More closely matching the price of electricity with production costs is intended to better inform long-term investment, planning and procurement decisions and make them more responsive to market conditions. Because technologies like solar are becoming increasingly inexpensive to build and operate, in a competitive market price signals will naturally shift investment toward renewables because they are cheaper than coal.

For this plan to work as envisioned, Indonesia’s energy sector must be made to function more like an efficient and competitive market. This is why the CIPP is pushing hard to remove the price cap on coal. If domestic power plants can continue to obtain coal at below market value due to government intervention, then prices are useless as signals because they do not reflect economic reality.

Politics may trump markets

Historically, price signals set by markets have not been particularly effective in the Indonesian energy sector. In fact, one of the explicit goals of energy policy in Indonesia is to buffer consumers from the true cost of energy generation. The Indonesian government wants to deliver electricity to consumers at low and stable prices, insulated from swings in commodity prices and other externalities.

The ability to cap the domestic price of coal is attractive to policymakers for this very reason. After the pandemic, when coal prices were skyrocketing around the world, electricity bills in Indonesia did not move much. That is because PLN – and, ultimately, the government – was eating the losses and the price of coal was being artificially held down.

Control of prices is a powerful policy lever to have and not one the government of Indonesia is likely to give up easily.
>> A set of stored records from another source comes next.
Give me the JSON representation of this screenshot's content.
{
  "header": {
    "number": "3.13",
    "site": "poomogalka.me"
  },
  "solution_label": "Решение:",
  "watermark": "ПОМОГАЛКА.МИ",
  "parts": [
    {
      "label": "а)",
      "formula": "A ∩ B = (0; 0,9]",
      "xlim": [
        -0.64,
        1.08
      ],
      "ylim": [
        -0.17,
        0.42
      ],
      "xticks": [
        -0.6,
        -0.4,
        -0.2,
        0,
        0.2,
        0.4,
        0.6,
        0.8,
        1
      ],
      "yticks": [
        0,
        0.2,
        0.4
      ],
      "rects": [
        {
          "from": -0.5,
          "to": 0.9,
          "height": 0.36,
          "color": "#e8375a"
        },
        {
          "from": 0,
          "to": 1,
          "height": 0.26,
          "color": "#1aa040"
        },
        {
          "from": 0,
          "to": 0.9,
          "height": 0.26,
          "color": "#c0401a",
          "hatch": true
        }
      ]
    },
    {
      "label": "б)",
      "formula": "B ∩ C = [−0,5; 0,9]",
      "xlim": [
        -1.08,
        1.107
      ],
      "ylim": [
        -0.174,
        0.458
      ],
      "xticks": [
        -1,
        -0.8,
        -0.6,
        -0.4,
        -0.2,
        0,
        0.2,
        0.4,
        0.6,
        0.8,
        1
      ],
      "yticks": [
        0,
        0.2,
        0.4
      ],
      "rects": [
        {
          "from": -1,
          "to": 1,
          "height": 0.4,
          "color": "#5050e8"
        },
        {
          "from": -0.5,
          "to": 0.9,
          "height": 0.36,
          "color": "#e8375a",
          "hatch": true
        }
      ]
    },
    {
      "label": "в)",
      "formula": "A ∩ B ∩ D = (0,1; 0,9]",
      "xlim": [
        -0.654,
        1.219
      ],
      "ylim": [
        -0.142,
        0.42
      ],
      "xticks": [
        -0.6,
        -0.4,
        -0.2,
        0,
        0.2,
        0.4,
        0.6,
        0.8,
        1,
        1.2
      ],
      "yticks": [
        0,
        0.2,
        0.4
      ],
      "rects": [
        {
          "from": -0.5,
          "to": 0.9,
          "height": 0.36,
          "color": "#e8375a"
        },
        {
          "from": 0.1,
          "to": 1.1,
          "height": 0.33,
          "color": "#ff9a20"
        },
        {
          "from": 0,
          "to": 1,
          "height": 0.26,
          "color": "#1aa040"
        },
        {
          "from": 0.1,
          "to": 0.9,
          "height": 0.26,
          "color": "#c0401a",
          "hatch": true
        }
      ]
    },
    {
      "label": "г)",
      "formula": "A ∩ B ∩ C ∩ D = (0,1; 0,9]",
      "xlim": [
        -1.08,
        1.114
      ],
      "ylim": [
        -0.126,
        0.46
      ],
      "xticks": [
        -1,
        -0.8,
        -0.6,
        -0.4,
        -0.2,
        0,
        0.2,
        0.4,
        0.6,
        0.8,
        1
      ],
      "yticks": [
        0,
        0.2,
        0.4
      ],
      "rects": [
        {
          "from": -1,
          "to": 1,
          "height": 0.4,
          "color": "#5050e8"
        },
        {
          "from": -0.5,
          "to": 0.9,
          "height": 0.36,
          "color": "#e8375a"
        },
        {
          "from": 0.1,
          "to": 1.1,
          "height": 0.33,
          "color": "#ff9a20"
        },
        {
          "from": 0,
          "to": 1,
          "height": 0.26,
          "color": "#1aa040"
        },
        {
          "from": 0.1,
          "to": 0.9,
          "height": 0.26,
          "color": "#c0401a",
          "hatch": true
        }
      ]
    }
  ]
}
They will be extremely resistant to any policy framework where consumers are expected to bear increased operating and investment costs because of the political implications of price increases. The country saw widespread protests when it tried to slash fuel subsidies in 2022.

Calling for PLN and the structure of the Indonesian energy sector to be overhauled and become more responsive to price signals in just seven years is a very ambitious vision. Expecting consumers to shoulder increased costs of the energy transition while the state absorbs development risk to induce more private investment will not be an appealing proposition for the Indonesian government.

It is clear the JETP investment roadmap was written with an eye toward making Indonesia’s renewable energy sector more attractive to private capital. What is less clear is whether the plan sufficiently accounts for the reality of Indonesia’s political economy and the interests and incentives of key stakeholders like PLN as they actually are, rather than as global investors and markets wish them to be.